Rahmenbedingungen müssen verbessert werden

Gunnar Groebler, CEO der Salzgitter AG, betont: „Mit dem Salcos-Programm stellen wir unsere Stahlproduktion schrittweise auf eine nahezu CO2-freie Route um. Der Einsatz von grünem Wasserstoff ist dafür ein zentraler Baustein. Der Vertrag mit EWE ist ein wichtiger Schritt auf diesem Weg und stärkt unsere Rolle als Frontrunner der Transformation in der Stahlindustrie." Er appelliert jedoch an die Politik: „Der Wasserstoff-Hochlauf steht weiterhin vor hohen Hürden. Es bedarf nach wie vor umfassender Maßnahmen, um die Kostenlücke zu schließen und unternehmerischen Risiken zu minimieren."

EWE-CEO Stefan Dohler ergänzt: „Eine funktionierende Wasserstoffwirtschaft schützt nicht nur das Klima. Sie stärkt auch die industrielle Resilienz Europas, macht uns unabhängiger von fossilen Energieimporten und hilft dabei, Energie langfristig wettbewerbsfähig zu halten." Er fordert wettbewerbsfähige Strompreise, praktikable Regeln für grünen Wasserstoff und langfristige Investitionssicherheit.

Förderung ermöglicht Vertragsabschluss

Die Lieferung steht unter dem Vorbehalt einer RFNBO-Zertifizierung. Maßgeblich sind die europäischen Vorgaben zur Zusätzlichkeit sowie zur zeitlichen und geografischen Korrelation des Strombezugs. Nach aktuellen Berechnungen können die bestehenden Kriterien die Produktionskosten von grünem Wasserstoff erheblich erhöhen. Beide Unternehmen setzen sich deshalb für praktikable Anpassungen der EU-Vorgaben ein.
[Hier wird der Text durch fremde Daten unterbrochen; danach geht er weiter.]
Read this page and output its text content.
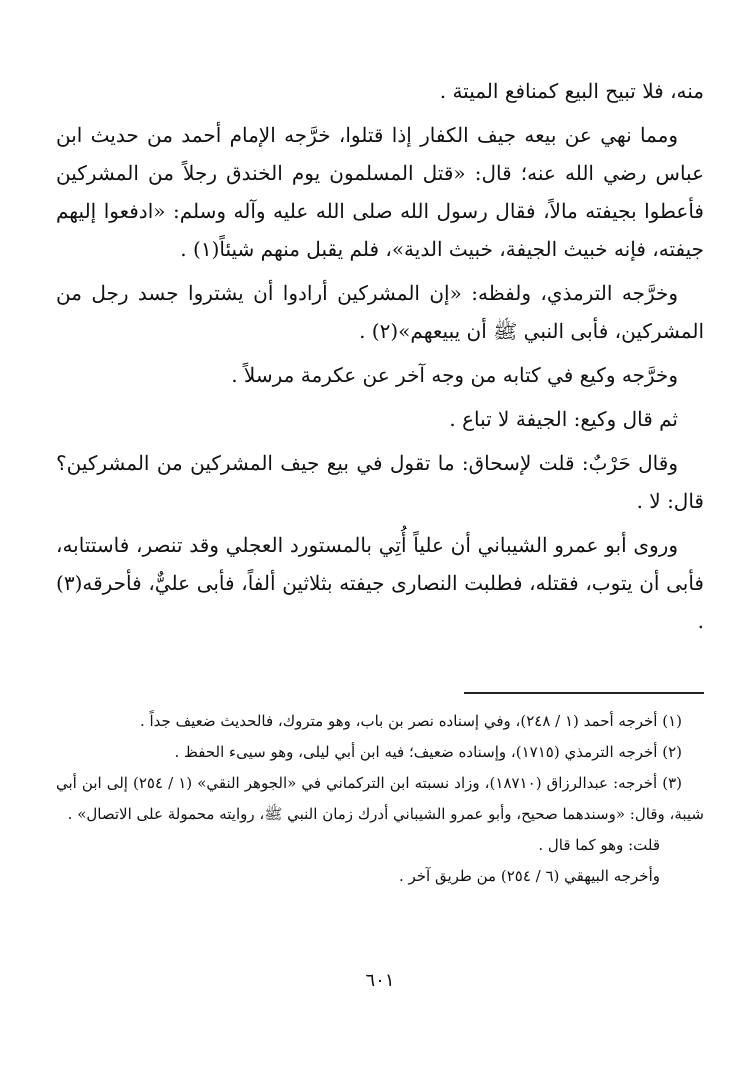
منه، فلا تبيح البيع كمنافع الميتة .

ومما نهي عن بيعه جيف الكفار إذا قتلوا، خرَّجه الإمام أحمد من حديث ابن عباس رضي الله عنه؛ قال: «قتل المسلمون يوم الخندق رجلاً من المشركين فأعطوا بجيفته مالاً، فقال رسول الله صلى الله عليه وآله وسلم: «ادفعوا إليهم جيفته، فإنه خبيث الجيفة، خبيث الدية»، فلم يقبل منهم شيئاً(١) .

وخرَّجه الترمذي، ولفظه: «إن المشركين أرادوا أن يشتروا جسد رجل من المشركين، فأبى النبي ﷺ أن يبيعهم»(٢) .

وخرَّجه وكيع في كتابه من وجه آخر عن عكرمة مرسلاً .

ثم قال وكيع: الجيفة لا تباع .

وقال حَرْبٌ: قلت لإسحاق: ما تقول في بيع جيف المشركين من المشركين؟ قال: لا .

وروى أبو عمرو الشيباني أن علياً أُتِي بالمستورد العجلي وقد تنصر، فاستتابه، فأبى أن يتوب، فقتله، فطلبت النصارى جيفته بثلاثين ألفاً، فأبى عليٌّ، فأحرقه(٣) .

(١) أخرجه أحمد (١ / ٢٤٨)، وفي إسناده نصر بن باب، وهو متروك، فالحديث ضعيف جداً .

(٢) أخرجه الترمذي (١٧١٥)، وإسناده ضعيف؛ فيه ابن أبي ليلى، وهو سيىء الحفظ .

(٣) أخرجه: عبدالرزاق (١٨٧١٠)، وزاد نسبته ابن التركماني في «الجوهر النقي» (١ / ٢٥٤) إلى ابن أبي شيبة، وقال: «وسندهما صحيح، وأبو عمرو الشيباني أدرك زمان النبي ﷺ، روايته محمولة على الاتصال» .

قلت: وهو كما قال .

وأخرجه البيهقي (٦ / ٢٥٤) من طريق آخر .

٦٠١
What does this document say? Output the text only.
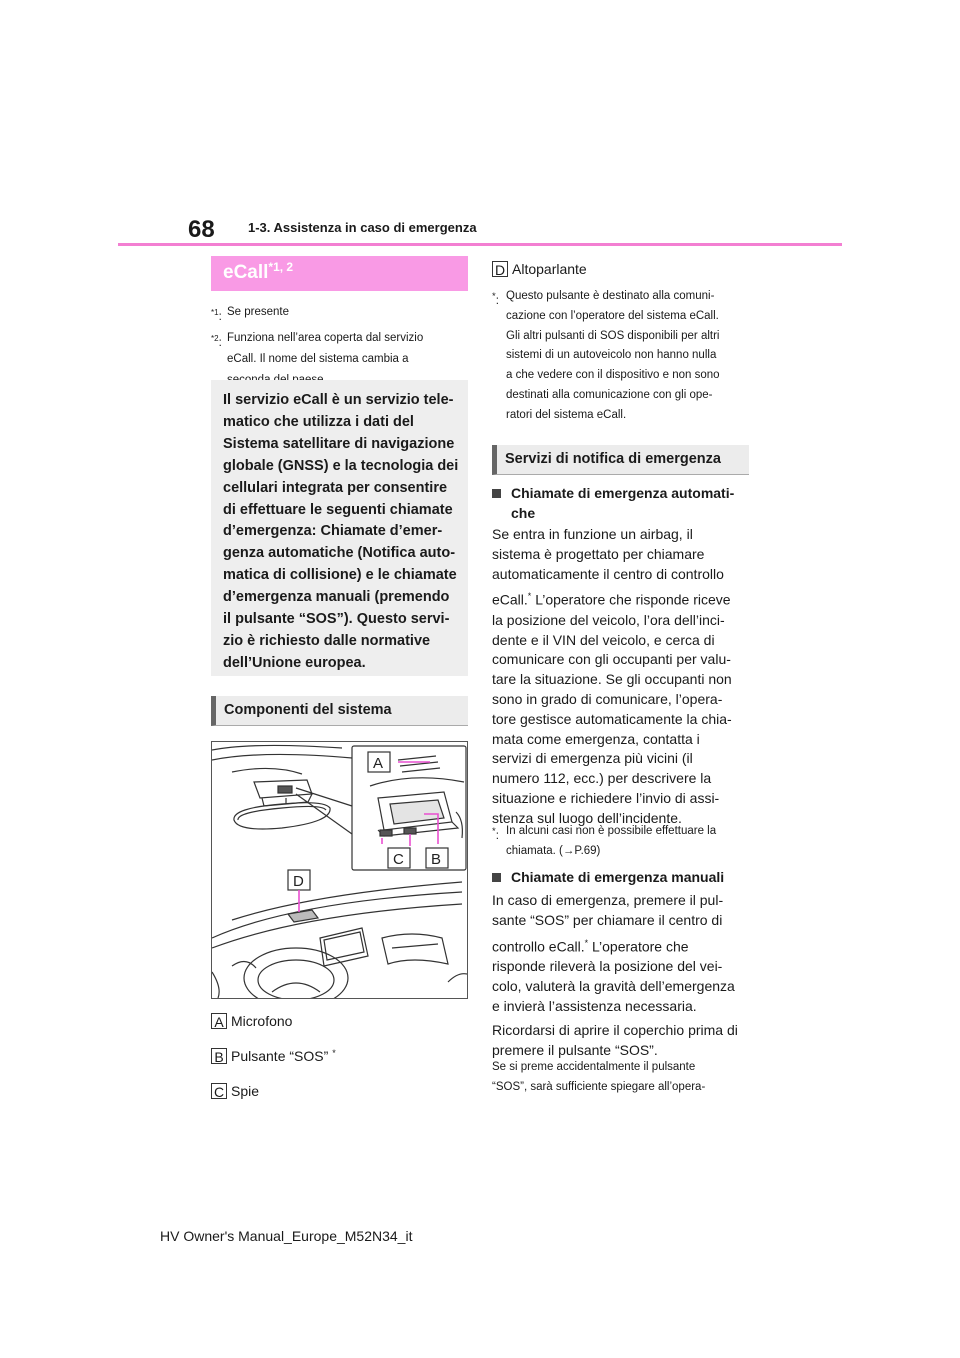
68	1-3. Assistenza in caso di emergenza
eCall$^{*1, 2}$
$^{*1}$: Se presente
$^{*2}$: Funziona nell’area coperta dal servizio
eCall. Il nome del sistema cambia a
Il servizio eCall è un servizio tele-
matico che utilizza i dati del
Sistema satellitare di navigazione
globale (GNSS) e la tecnologia dei
cellulari integrata per consentire
di effettuare le seguenti chiamate
d’emergenza: Chiamate d’emer-
genza automatiche (Notifica auto-
matica di collisione) e le chiamate
d’emergenza manuali (premendo
il pulsante “SOS”). Questo servi-
zio è richiesto dalle normative
dell’Unione europea.
Componenti del sistema
A
C B
D
A Microfono
B Pulsante “SOS” *
C Spie
D Altoparlante
*: Questo pulsante è destinato alla comuni-
cazione con l’operatore del sistema eCall.
Gli altri pulsanti di SOS disponibili per altri
sistemi di un autoveicolo non hanno nulla
a che vedere con il dispositivo e non sono
destinati alla comunicazione con gli ope-
ratori del sistema eCall.
Servizi di notifica di emergenza
Chiamate di emergenza automati-
che
Se entra in funzione un airbag, il
sistema è progettato per chiamare
automaticamente il centro di controllo
eCall.* L’operatore che risponde riceve
la posizione del veicolo, l’ora dell’inci-
dente e il VIN del veicolo, e cerca di
comunicare con gli occupanti per valu-
tare la situazione. Se gli occupanti non
sono in grado di comunicare, l’opera-
tore gestisce automaticamente la chia-
mata come emergenza, contatta i
servizi di emergenza più vicini (il
numero 112, ecc.) per descrivere la
situazione e richiedere l’invio di assi-
stenza sul luogo dell’incidente.
*: In alcuni casi non è possibile effettuare la
chiamata. (→P.69)
Chiamate di emergenza manuali
In caso di emergenza, premere il pul-
sante “SOS” per chiamare il centro di
controllo eCall.* L’operatore che
risponde rileverà la posizione del vei-
colo, valuterà la gravità dell’emergenza
e invierà l’assistenza necessaria.
Ricordarsi di aprire il coperchio prima di
premere il pulsante “SOS”.
Se si preme accidentalmente il pulsante
“SOS”, sarà sufficiente spiegare all’opera-
HV Owner's Manual_Europe_M52N34_it
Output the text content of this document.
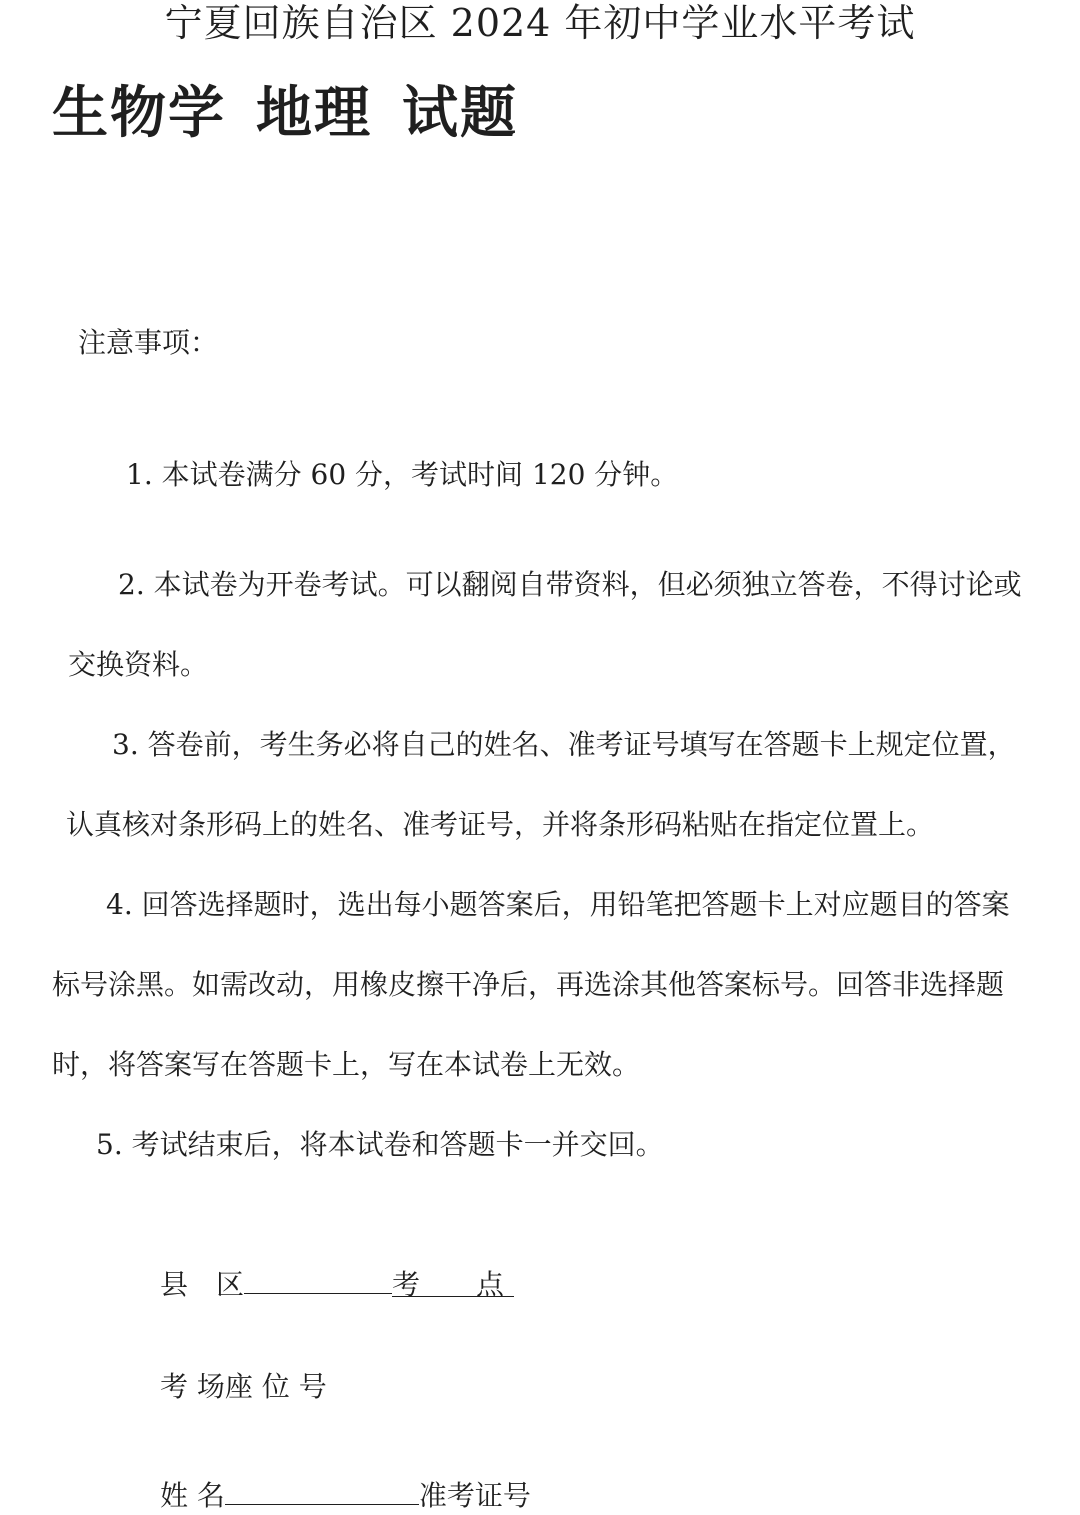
宁夏回族自治区 2024 年初中学业水平考试
生物学 地理 试题
注意事项：
1. 本试卷满分 60 分，考试时间 120 分钟。
2. 本试卷为开卷考试。可以翻阅自带资料，但必须独立答卷，不得讨论或
交换资料。
3. 答卷前，考生务必将自己的姓名、准考证号填写在答题卡上规定位置，
认真核对条形码上的姓名、准考证号，并将条形码粘贴在指定位置上。
4. 回答选择题时，选出每小题答案后，用铅笔把答题卡上对应题目的答案
标号涂黑。如需改动，用橡皮擦干净后，再选涂其他答案标号。回答非选择题
时，将答案写在答题卡上，写在本试卷上无效。
5. 考试结束后，将本试卷和答题卡一并交回。
县　区	考　　点
考 场座 位 号
姓 名	准考证号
Der Bund und das Land Niedersachsen haben mit ihrer Förderung den Vertragsabschluss zwischen Salzgitter AG und EWE ermöglicht. Die Bundesregierung unterstützt den Umbau der Stahlproduktion in Salzgitter mit 925 Millionen Euro. Die Wasserstoffproduktion in Emden wird mit 267 Millionen Euro gefördert. Niedersachsens Ministerpräsident Olaf Lies betonte: „Mit einem bedeutenden Teil der in Deutschland geplanten EU-Großprojekte zur Produktion von grünem Wasserstoff, rund 1.800 Kilometern des Wasserstoff-Kernnetzes im Land und IPCEI-Fördermitteln in Milliardenhöhe schaffen wir die Grundlage für neue Wertschöpfung und sichere Industriearbeitsplätze."

Andreas Kuhlmann, Vorstandsvorsitzender des Deutschen Wasserstoff-Verbandes, erklärt: „Dieser Liefervertrag macht Mut, weil er zeigt, dass der Wasserstoffmarkt Schritt für Schritt Substanz gewinnt. Wenn mit EWE ein großer Erzeuger und mit Salzgitter ein großer industrieller Abnehmer von grünem Wasserstoff zusammenfinden, wird sichtbar, wie Markt entsteht."